Intercropping of coffee with the palm tree, macauba, can mitigate climate change effects

terça-feira, janeiro 22, 2019

Resultado de imagem para consorcio macaúba

Authors: Moreira, Sandro L. S.; Pires, Cleverson V.; Marcatti, Gustavo E.; Santos, Ricardo H. S.; Imbuzeiro, Hewlley M. A.; Fernandes, Raphael B. A.

Abstract: Global climate changes can affect coffee production in Brazil, and in other coffee producing countries. We examined the potential for an agroforestry system with the native species, macauba (Acrocomia aculeata), to mitigate impacts on coffee production by reducing maximal air temperature and photosynthetic active radiation. The objective of this study was to investigate the influence of an agroforestry system with macauba on productivity, microclimatic characteristics and soil physical quality on a coffee plantation in the Atlantic Rainforest biome, in Southern Brazil. 

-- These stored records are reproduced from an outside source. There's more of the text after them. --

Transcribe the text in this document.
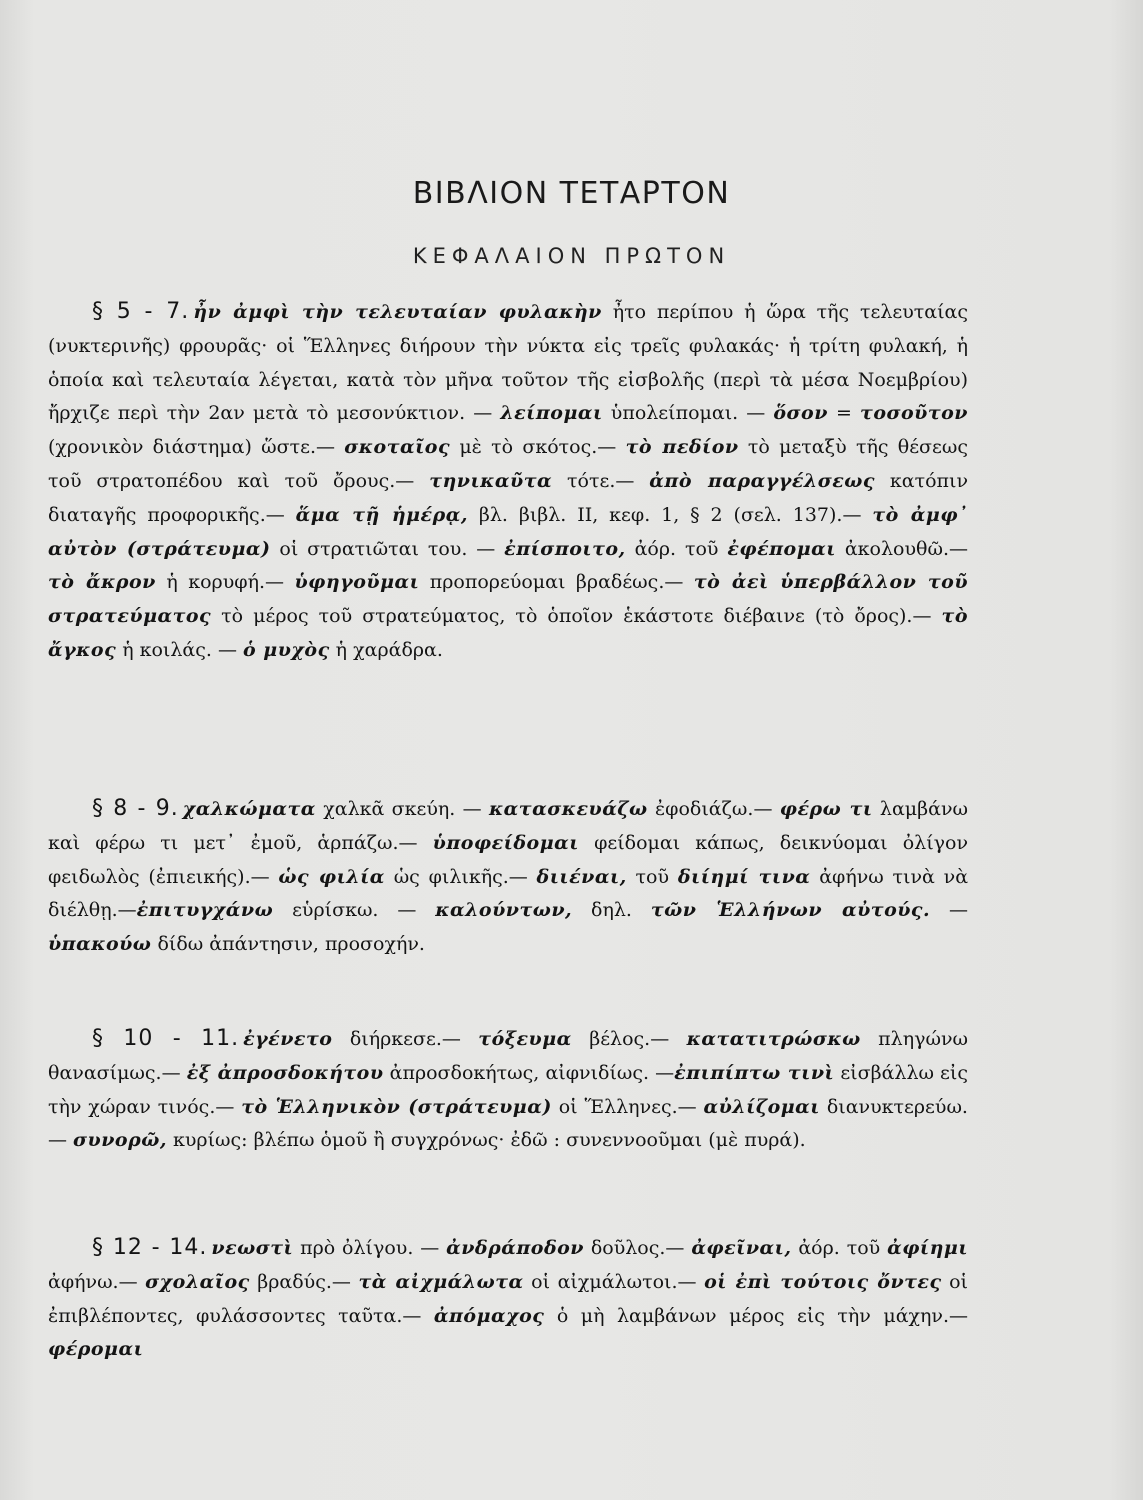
ΒΙΒΛΙΟΝ ΤΕΤΑΡΤΟΝ
ΚΕΦΑΛΑΙΟΝ ΠΡΩΤΟΝ

§ 5 - 7. ἦν ἀμφὶ τὴν τελευταίαν φυλακὴν ἦτο περίπου ἡ ὥρα τῆς τελευταίας (νυκτερινῆς) φρουρᾶς· οἱ Ἕλληνες διήρουν τὴν νύκτα εἰς τρεῖς φυλακάς· ἡ τρίτη φυλακή, ἡ ὁποία καὶ τελευταία λέγεται, κατὰ τὸν μῆνα τοῦτον τῆς εἰσβολῆς (περὶ τὰ μέσα Νοεμβρίου) ἤρχιζε περὶ τὴν 2αν μετὰ τὸ μεσονύκτιον. — λείπομαι ὑπολείπομαι. — ὅσον = τοσοῦτον (χρονικὸν διάστημα) ὥστε.— σκοταῖος μὲ τὸ σκότος.— τὸ πεδίον τὸ μεταξὺ τῆς θέσεως τοῦ στρατοπέδου καὶ τοῦ ὄρους.— τηνικαῦτα τότε.— ἀπὸ παραγγέλσεως κατόπιν διαταγῆς προφορικῆς.— ἅμα τῇ ἡμέρᾳ, βλ. βιβλ. II, κεφ. 1, § 2 (σελ. 137).— τὸ ἀμφ᾽ αὐτὸν (στράτευμα) οἱ στρατιῶται του. — ἐπίσποιτο, ἀόρ. τοῦ ἐφέπομαι ἀκολουθῶ.— τὸ ἄκρον ἡ κορυφή.— ὑφηγοῦμαι προπορεύομαι βραδέως.— τὸ ἀεὶ ὑπερβάλλον τοῦ στρατεύματος τὸ μέρος τοῦ στρατεύματος, τὸ ὁποῖον ἑκάστοτε διέβαινε (τὸ ὄρος).— τὸ ἄγκος ἡ κοιλάς. — ὁ μυχὸς ἡ χαράδρα.

§ 8 - 9. χαλκώματα χαλκᾶ σκεύη. — κατασκευάζω ἐφοδιάζω.— φέρω τι λαμβάνω καὶ φέρω τι μετ᾽ ἐμοῦ, ἁρπάζω.— ὑποφείδομαι φείδομαι κάπως, δεικνύομαι ὀλίγον φειδωλὸς (ἐπιεικής).— ὡς φιλία ὡς φιλικῆς.— διιέναι, τοῦ διίημί τινα ἀφήνω τινὰ νὰ διέλθῃ.—ἐπιτυγχάνω εὑρίσκω. — καλούντων, δηλ. τῶν Ἑλλήνων αὐτούς. — ὑπακούω δίδω ἀπάντησιν, προσοχήν.

§ 10 - 11. ἐγένετο διήρκεσε.— τόξευμα βέλος.— κατατιτρώσκω πληγώνω θανασίμως.— ἐξ ἀπροσδοκήτου ἀπροσδοκήτως, αἰφνιδίως. —ἐπιπίπτω τινὶ εἰσβάλλω εἰς τὴν χώραν τινός.— τὸ Ἑλληνικὸν (στράτευμα) οἱ Ἕλληνες.— αὐλίζομαι διανυκτερεύω.— συνορῶ, κυρίως: βλέπω ὁμοῦ ἢ συγχρόνως· ἐδῶ : συνεννοοῦμαι (μὲ πυρά).

§ 12 - 14. νεωστὶ πρὸ ὀλίγου. — ἀνδράποδον δοῦλος.— ἀφεῖναι, ἀόρ. τοῦ ἀφίημι ἀφήνω.— σχολαῖος βραδύς.— τὰ αἰχμάλωτα οἱ αἰχμάλωτοι.— οἱ ἐπὶ τούτοις ὄντες οἱ ἐπιβλέποντες, φυλάσσοντες ταῦτα.— ἀπόμαχος ὁ μὴ λαμβάνων μέρος εἰς τὴν μάχην.— φέρομαι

We measured soil attributes (moisture, temperature, and physical properties), microclimate conditions (air temperature, photosynthetic active radiation) and coffee production parameters (productivity and yield). Macauba palm trees were planted at different planting densities on the rows and distances from the coffee rows. Planting density of macauba and their distance from the coffee rows affected soil thermal-water regime. 

Compared with the traditional unshaded sole coffee planting, the intercropped cultivation provided more coffee yield on both macauba density planting and distance evaluated. On the other hand, coffee productivity was increased by agroforestry systems just for 4.2 m distance between palm trees and coffee rows. Planting density of macaubas did not affect coffee yield and productivity. 

Best coffee harvest in agroforestry systems with macauba was related to higher soil moisture at the depth of 20–40 cm, higher photosynthetic active radiation, and maximum air temperatures lower than 30 °C. Agroforestry with coffee and macauba trees can be an adaptation strategy under future climatic variability and change related to high temperatures and low rainfall.